Mustaqim.NET – Kekerasan dalam rumah tangga (KDRT) terjadi lantaran mengabaikan perintah Allah ﷻ dalam ayat ke-19 surah an-Nisa’. Terkait prinsip mu’asyarah bil ma’ruf. Firman Allah ﷻ:
وَعَاشِرُوهُنَّ بِالْمَعْرُوفِ، فَإِنْ كَرِهْتُمُوهُنَّ فَعَسَى أَنْ تَكْرَهُوا شَيْئًا وَيَجْعَلَ اللهُ فِيهِ خَيْرًا كَثِيرًا
… wa asyiruhunna bil ma’ruf fain karihtumuhunna fa’asa an takrahu syai’an wa yaj’alallahu fihi khairan katsira.

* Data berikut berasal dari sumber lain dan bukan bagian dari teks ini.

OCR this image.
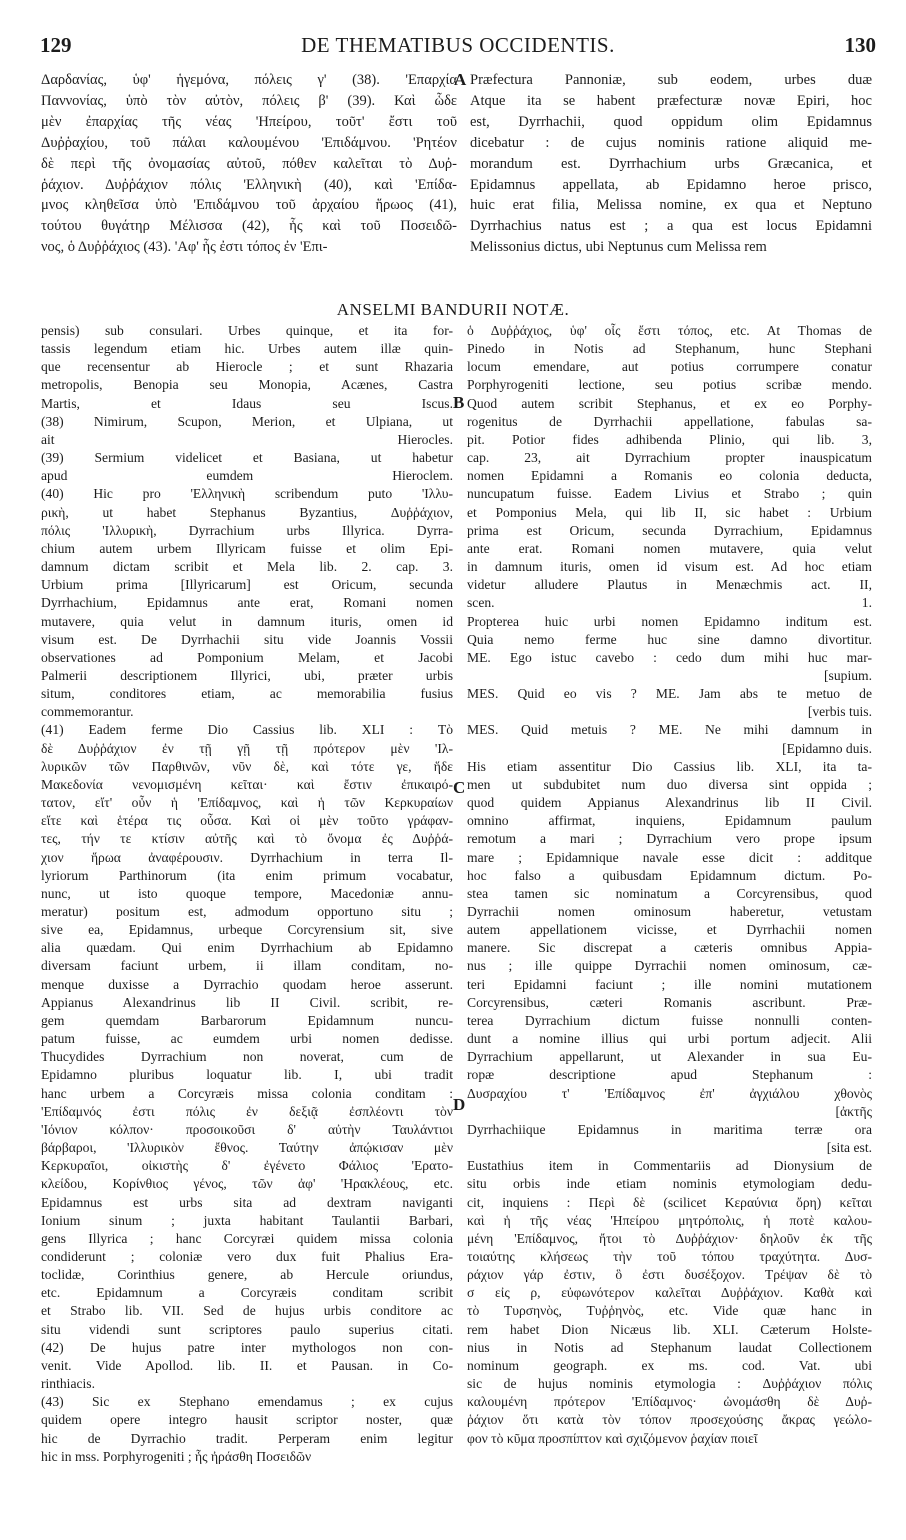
129	DE THEMATIBUS OCCIDENTIS.	130
Δαρδανίας, ὑφ' ἡγεμόνα, πόλεις γ' (38). 'Επαρχία
Παννονίας, ὑπὸ τὸν αὐτὸν, πόλεις β' (39). Καὶ ὧδε
μὲν ἐπαρχίας τῆς νέας 'Ηπείρου, τοῦτ' ἔστι τοῦ
Δυῤῥαχίου, τοῦ πάλαι καλουμένου 'Επιδάμνου. 'Ρητέον
δὲ περὶ τῆς ὀνομασίας αὐτοῦ, πόθεν καλεῖται τὸ Δυῤ-
ῥάχιον. Δυῤῥάχιον πόλις 'Ελληνικὴ (40), καὶ 'Επίδα-
μνος κληθεῖσα ὑπὸ 'Επιδάμνου τοῦ ἀρχαίου ἥρωος (41),
τούτου θυγάτηρ Μέλισσα (42), ἧς καὶ τοῦ Ποσειδῶ-
νος, ὁ Δυῤῥάχιος (43). 'Αφ' ἧς ἐστι τόπος ἐν 'Επι-
Præfectura Pannoniæ, sub eodem, urbes duæ
Atque ita se habent præfecturæ novæ Epiri, hoc
est, Dyrrhachii, quod oppidum olim Epidamnus
dicebatur : de cujus nominis ratione aliquid me-
morandum est. Dyrrhachium urbs Græcanica, et
Epidamnus appellata, ab Epidamno heroe prisco,
huic erat filia, Melissa nomine, ex qua et Neptuno
Dyrrhachius natus est ; a qua est locus Epidamni
Melissonius dictus, ubi Neptunus cum Melissa rem
A
ANSELMI BANDURII NOTÆ.
pensis) sub consulari. Urbes quinque, et ita for-
tassis legendum etiam hic. Urbes autem illæ quin-
que recensentur ab Hierocle ; et sunt Rhazaria
metropolis, Benopia seu Monopia, Acænes, Castra
Martis, et Idaus seu Iscus.
(38) Nimirum, Scupon, Merion, et Ulpiana, ut
ait Hierocles.
(39) Sermium videlicet et Basiana, ut habetur
apud eumdem Hieroclem.
(40) Hic pro 'Ελληνικὴ scribendum puto 'Ιλλυ-
ρικὴ, ut habet Stephanus Byzantius, Δυῤῥάχιον,
πόλις 'Ιλλυρικὴ, Dyrrachium urbs Illyrica. Dyrra-
chium autem urbem Illyricam fuisse et olim Epi-
damnum dictam scribit et Mela lib. 2. cap. 3.
Urbium prima [Illyricarum] est Oricum, secunda
Dyrrhachium, Epidamnus ante erat, Romani nomen
mutavere, quia velut in damnum ituris, omen id
visum est. De Dyrrhachii situ vide Joannis Vossii
observationes ad Pomponium Melam, et Jacobi
Palmerii descriptionem Illyrici, ubi, præter urbis
situm, conditores etiam, ac memorabilia fusius
commemorantur.
(41) Eadem ferme Dio Cassius lib. XLI : Τὸ
δὲ Δυῤῥάχιον ἐν τῇ γῇ τῇ πρότερον μὲν 'Ιλ-
λυρικῶν τῶν Παρθινῶν, νῦν δὲ, καὶ τότε γε, ἥδε
Μακεδονία νενομισμένη κεῖται· καὶ ἔστιν ἐπικαιρό-
τατον, εἴτ' οὖν ἡ 'Επίδαμνος, καὶ ἡ τῶν Κερκυραίων
εἴτε καὶ ἑτέρα τις οὖσα. Καὶ οἱ μὲν τοῦτο γράφαν-
τες, τήν τε κτίσιν αὐτῆς καὶ τὸ ὄνομα ἐς Δυῤῥά-
χιον ἥρωα ἀναφέρουσιν. Dyrrhachium in terra Il-
lyriorum Parthinorum (ita enim primum vocabatur,
nunc, ut isto quoque tempore, Macedoniæ annu-
meratur) positum est, admodum opportuno situ ;
sive ea, Epidamnus, urbeque Corcyrensium sit, sive
alia quædam. Qui enim Dyrrhachium ab Epidamno
diversam faciunt urbem, ii illam conditam, no-
menque duxisse a Dyrrachio quodam heroe asserunt.
Appianus Alexandrinus lib II Civil. scribit, re-
gem quemdam Barbarorum Epidamnum nuncu-
patum fuisse, ac eumdem urbi nomen dedisse.
Thucydides Dyrrachium non noverat, cum de
Epidamno pluribus loquatur lib. I, ubi tradit
hanc urbem a Corcyræis missa colonia conditam :
'Επίδαμνός ἐστι πόλις ἐν δεξιᾷ ἐσπλέοντι τὸν
'Ιόνιον κόλπον· προσοικοῦσι δ' αὐτὴν Ταυλάντιοι
βάρβαροι, 'Ιλλυρικὸν ἔθνος. Ταύτην ἀπῴκισαν μὲν
Κερκυραῖοι, οἰκιστὴς δ' ἐγένετο Φάλιος 'Ερατο-
κλείδου, Κορίνθιος γένος, τῶν ἀφ' 'Ηρακλέους, etc.
Epidamnus est urbs sita ad dextram naviganti
Ionium sinum ; juxta habitant Taulantii Barbari,
gens Illyrica ; hanc Corcyræi quidem missa colonia
condiderunt ; coloniæ vero dux fuit Phalius Era-
toclidæ, Corinthius genere, ab Hercule oriundus,
etc. Epidamnum a Corcyræis conditam scribit
et Strabo lib. VII. Sed de hujus urbis conditore ac
situ videndi sunt scriptores paulo superius citati.
(42) De hujus patre inter mythologos non con-
venit. Vide Apollod. lib. II. et Pausan. in Co-
rinthiacis.
(43) Sic ex Stephano emendamus ; ex cujus
quidem opere integro hausit scriptor noster, quæ
hic de Dyrrachio tradit. Perperam enim legitur
hic in mss. Porphyrogeniti ; ἧς ἠράσθη Ποσειδῶν
ὁ Δυῤῥάχιος, ὑφ' οἷς ἔστι τόπος, etc. At Thomas de
Pinedo in Notis ad Stephanum, hunc Stephani
locum emendare, aut potius corrumpere conatur
Porphyrogeniti lectione, seu potius scribæ mendo.
Quod autem scribit Stephanus, et ex eo Porphy-
rogenitus de Dyrrhachii appellatione, fabulas sa-
pit. Potior fides adhibenda Plinio, qui lib. 3,
cap. 23, ait Dyrrachium propter inauspicatum
nomen Epidamni a Romanis eo colonia deducta,
nuncupatum fuisse. Eadem Livius et Strabo ; quin
et Pomponius Mela, qui lib II, sic habet : Urbium
prima est Oricum, secunda Dyrrachium, Epidamnus
ante erat. Romani nomen mutavere, quia velut
in damnum ituris, omen id visum est. Ad hoc etiam
videtur alludere Plautus in Menæchmis act. II,
scen. 1.
Propterea huic urbi nomen Epidamno inditum est.
Quia nemo ferme huc sine damno divortitur.
ME. Ego istuc cavebo : cedo dum mihi huc mar-
[supium.
MES. Quid eo vis ? ME. Jam abs te metuo de
[verbis tuis.
MES. Quid metuis ? ME. Ne mihi damnum in
[Epidamno duis.
His etiam assentitur Dio Cassius lib. XLI, ita ta-
men ut subdubitet num duo diversa sint oppida ;
quod quidem Appianus Alexandrinus lib II Civil.
omnino affirmat, inquiens, Epidamnum paulum
remotum a mari ; Dyrrachium vero prope ipsum
mare ; Epidamnique navale esse dicit : additque
hoc falso a quibusdam Epidamnum dictum. Po-
stea tamen sic nominatum a Corcyrensibus, quod
Dyrrachii nomen ominosum haberetur, vetustam
autem appellationem vicisse, et Dyrrhachii nomen
manere. Sic discrepat a cæteris omnibus Appia-
nus ; ille quippe Dyrrachii nomen ominosum, cæ-
teri Epidamni faciunt ; ille nomini mutationem
Corcyrensibus, cæteri Romanis ascribunt. Præ-
terea Dyrrachium dictum fuisse nonnulli conten-
dunt a nomine illius qui urbi portum adjecit. Alii
Dyrrachium appellarunt, ut Alexander in sua Eu-
ropæ descriptione apud Stephanum :
Δυσραχίου τ' 'Επίδαμνος ἐπ' ἀγχιάλου χθονὸς
[ἀκτῆς
Dyrrhachiique Epidamnus in maritima terræ ora
[sita est.
Eustathius item in Commentariis ad Dionysium de
situ orbis inde etiam nominis etymologiam dedu-
cit, inquiens : Περὶ δὲ (scilicet Κεραύνια ὄρη) κεῖται
καὶ ἡ τῆς νέας 'Ηπείρου μητρόπολις, ἡ ποτὲ καλου-
μένη 'Επίδαμνος, ἤτοι τὸ Δυῤῥάχιον· δηλοῦν ἐκ τῆς
τοιαύτης κλήσεως τὴν τοῦ τόπου τραχύτητα. Δυσ-
ράχιον γάρ ἐστιν, ὃ ἐστι δυσέξοχον. Τρέψαν δὲ τὸ
σ εἰς ρ, εὐφωνότερον καλεῖται Δυῤῥάχιον. Καθὰ καὶ
τὸ Τυρσηνὸς, Τυῤῥηνὸς, etc. Vide quæ hanc in
rem habet Dion Nicæus lib. XLI. Cæterum Holste-
nius in Notis ad Stephanum laudat Collectionem
nominum geograph. ex ms. cod. Vat. ubi
sic de hujus nominis etymologia : Δυῤῥάχιον πόλις
καλουμένη πρότερον 'Επίδαμνος· ὠνομάσθη δὲ Δυῤ-
ῥάχιον ὅτι κατὰ τὸν τόπον προσεχούσης ἄκρας γεώλο-
φον τὸ κῦμα προσπίπτον καὶ σχιζόμενον ῥαχίαν ποιεῖ
B
C
D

“… pergaulilah mereka secara baik. Kemudian bila kalian tidak menyukai mereka, (maka bersabarlah) karena mungkin kalian tidak menyukai sesuatu. Sementara Allah ﷻ menjadikan padanya kebaikan yang banyak.”
(QS. an-Nisa’: 19)
Bagaimana memahami wa asyiruhunna bil ma’ruf ini? Mari kita simak dalam tafsir al-Qurthubi:
وَذَلِكَ تَوْفِيَةُ حَقِّهَا مِنَ الْمَهْرِ وَالنَّفَقَةِ، وَأَلَّا يَعْبَسَ فِي وَجْهِهَا بِغَيْرِ ذَنْبٍ، وَأَنْ يَكُونَ مُنْطَلِقًا فِي الْقَوْلِ لَا فَظًّا وَلَا غَلِيظًا وَلَا مُظْهِرًا مَيْلًا إِلَى غَيْرِهَا
“(Mu’asyarah bil ma’ruf adalah dengan) memenuhi haknya berupa mahar dan nafkah. Tidak mengerutkan kening padanya tanpa alasan. Bersikap lembut dalam berbicara. Tidak kasar atau keras. Tidak menunjukkan kecenderungan kepada orang lain.”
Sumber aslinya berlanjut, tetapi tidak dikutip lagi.